There are two separate group finding tools. The LFG (Looking For Group) tool allows you to advertise yourself for a quest, an instance or anything going on in the world and also to see to see other players also looking for a group. The Instance Matching tool brings players together across servers to group up for specific instances. Just like the Dungeon Finder in World of Warcraft you can choose your role and the game will automatically look to fit you in to a group.
As I reached that great milestone of level 20 I have been able to test this out for myself and I can confirm that it works perfectly well. I selected a dungeon, the game found me some comrades and we forged ahead together killing things as a group thrown together by this tool.

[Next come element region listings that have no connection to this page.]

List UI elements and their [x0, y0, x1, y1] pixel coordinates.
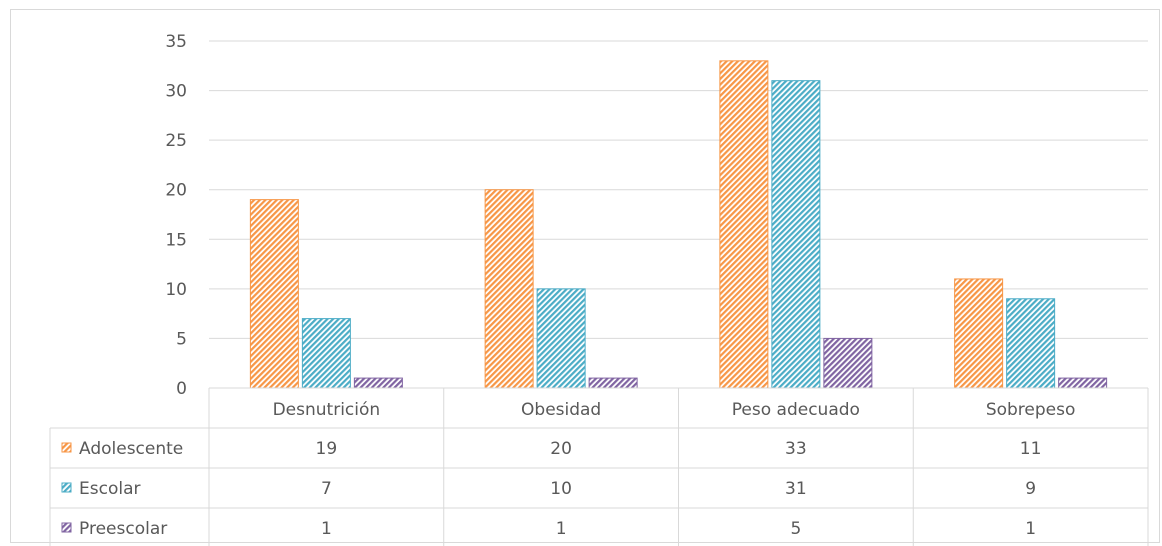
- x-category-label: Peso adecuado: [732, 400, 860, 420]
- legend-label: Preescolar: [79, 519, 167, 539]
- x-category-label: Desnutrición: [273, 400, 381, 420]
- y-tick-label: 0: [176, 379, 187, 399]
- x-category-label: Obesidad: [521, 400, 601, 420]
- legend-key-preescolar: [61, 522, 72, 533]
- bar-escolar-peso-adecuado: [771, 80, 821, 389]
- legend-label: Adolescente: [79, 439, 183, 459]
- y-tick-label: 20: [165, 181, 187, 201]
- y-tick-label: 10: [165, 280, 187, 300]
- data-table-value: 11: [1020, 439, 1042, 459]
- data-table-value: 33: [785, 439, 807, 459]
- data-table-value: 1: [1025, 519, 1036, 539]
- data-table-value: 7: [321, 479, 332, 499]
- legend-key-adolescente: [61, 442, 72, 453]
- bar-preescolar-obesidad: [588, 377, 638, 389]
- data-table-value: 10: [550, 479, 572, 499]
- data-table-value: 5: [790, 519, 801, 539]
- y-tick-label: 35: [165, 32, 187, 52]
- data-table-value: 9: [1025, 479, 1036, 499]
- y-axis-ticks: 0 5 10 15 20 25 30 35: [165, 32, 187, 399]
- bar-adolescente-peso-adecuado: [719, 60, 769, 389]
- data-table-value: 19: [316, 439, 338, 459]
- bar-adolescente-desnutricion: [249, 199, 299, 389]
- bar-escolar-desnutricion: [301, 318, 351, 389]
- bar-escolar-obesidad: [536, 288, 586, 389]
- bar-escolar-sobrepeso: [1006, 298, 1056, 389]
- bar-adolescente-sobrepeso: [954, 278, 1004, 389]
- bar-preescolar-peso-adecuado: [823, 337, 873, 389]
- bar-adolescente-obesidad: [484, 189, 534, 389]
- bars: [249, 60, 1108, 389]
- y-tick-label: 30: [165, 82, 187, 102]
- data-table-value: 31: [785, 479, 807, 499]
- y-tick-label: 5: [176, 329, 187, 349]
- data-table-value: 20: [550, 439, 572, 459]
- data-table-value: 1: [556, 519, 567, 539]
- data-table: Desnutrición Obesidad Peso adecuado Sobrepe…: [49, 387, 1149, 546]
- bar-preescolar-desnutricion: [353, 377, 403, 389]
- gridlines: [209, 40, 1148, 339]
- y-tick-label: 25: [165, 131, 187, 151]
- chart-frame: [10, 9, 1160, 543]
- legend-label: Escolar: [79, 479, 140, 499]
- legend-key-escolar: [61, 482, 72, 493]
- bar-preescolar-sobrepeso: [1058, 377, 1108, 389]
- data-table-value: 1: [321, 519, 332, 539]
- y-tick-label: 15: [165, 230, 187, 250]
- x-category-label: Sobrepeso: [986, 400, 1076, 420]
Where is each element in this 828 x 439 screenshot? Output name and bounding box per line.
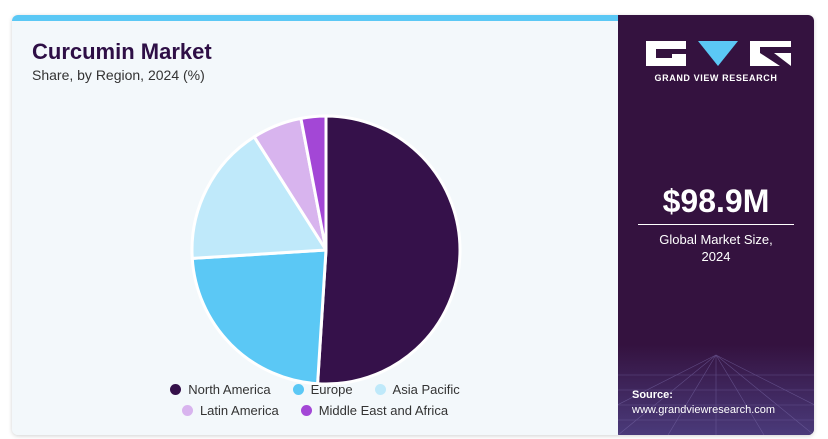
legend-label: Asia Pacific [392,382,460,397]
pie-chart [190,114,462,386]
market-size-label-line1: Global Market Size, [659,232,773,247]
market-size-value: $98.9M [662,183,770,219]
legend-label: Middle East and Africa [318,403,449,418]
accent-bar [12,15,618,21]
brand-name: GRAND VIEW RESEARCH [654,73,778,83]
legend-item-middle-east-africa: Middle East and Africa [300,403,449,418]
source-label: Source: [632,389,673,401]
legend-label: North America [188,382,271,397]
legend-dot-europe [292,384,304,395]
divider [638,224,794,225]
legend-label: Europe [310,382,353,397]
chart-subtitle: Share, by Region, 2024 (%) [32,67,205,83]
pie-slice-north-america [316,114,462,386]
pie-slice-asia-pacific [190,135,328,260]
grid-background [618,345,814,435]
legend-item-asia-pacific: Asia Pacific [374,382,460,397]
legend-item-europe: Europe [292,382,353,397]
legend-item-north-america: North America [170,382,271,397]
legend-row-1: North America Europe Asia Pacific [12,382,618,397]
legend-dot-middle-east-africa [300,405,312,416]
infographic-card: Curcumin Market Share, by Region, 2024 (… [12,15,814,435]
legend-label: Latin America [199,403,279,418]
legend-row-2: Latin America Middle East and Africa [12,403,618,418]
market-size-label-line2: 2024 [701,249,731,264]
pie-slice-europe [190,248,328,386]
legend-item-latin-america: Latin America [181,403,279,418]
legend-dot-latin-america [181,405,193,416]
market-size-panel: GRAND VIEW RESEARCH $98.9M Global Market… [618,15,814,435]
gvr-logo-icon [646,41,791,66]
legend-dot-north-america [170,384,182,395]
source-url[interactable]: www.grandviewresearch.com [632,404,776,416]
chart-panel: Curcumin Market Share, by Region, 2024 (… [12,15,618,435]
pie-slice-middle-east-and-africa [299,114,328,252]
chart-title: Curcumin Market [32,39,212,64]
market-size-label: Global Market Size, 2024 [618,231,814,265]
legend-dot-asia-pacific [374,384,386,395]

The Bastion of Lok, this first instanced dungeon in Tera, is designed for 5 people between level 20 and 24. The setup follows the traditional MMO formula of a tank, a healer and three DPS and, in this instance at least, very little teamwork was required. As long as the tank successfully maintained control of the enemies we were fighting and the healer kept everyone alive it was simply a matter of progressing from room to room destroying every enemy in our way. It was rather chaotic and extremely easy to become confused as the screen filled with enemies and spell effects but it was fantastic fun. As an introduction to instanced dungeons it serves its purpose well as each class would have to at least stick to their designated role for success but I imagine more advanced teamwork will come in to play further down the line.
Guilds are of particular importance in Tera as they operate not just as groups of friends who enjoy playing together but as political parties vying for control of regions. The political system of Tera is not something I have yet to partake in but it’s influence is felt throughout the world as rulers set taxes and have the ability to enable special NPC vendors in the regions they control.
So, at some stage you’re going to want to get involved with a guild and there’s even a tool for that. Every player has the ability to browse a list of guilds on their server where they can see the number of members, the level of the guild and an advertisement from the leadership. If you see a guild you would like to join you can send an application to them from the same screen. It’s a small thing but it’s little details like this that help underscore Tera’s quality.
So far so good. I’m still thoroughly enjoying my Tera experience and there’s a great deal more yet to come. I’ve joined a guild but yet to get involved with any politicking and there’s plenty more instances, 40 more levels and PvP battlegrounds still to look forward to. I’ll be sure to let you know how I get on.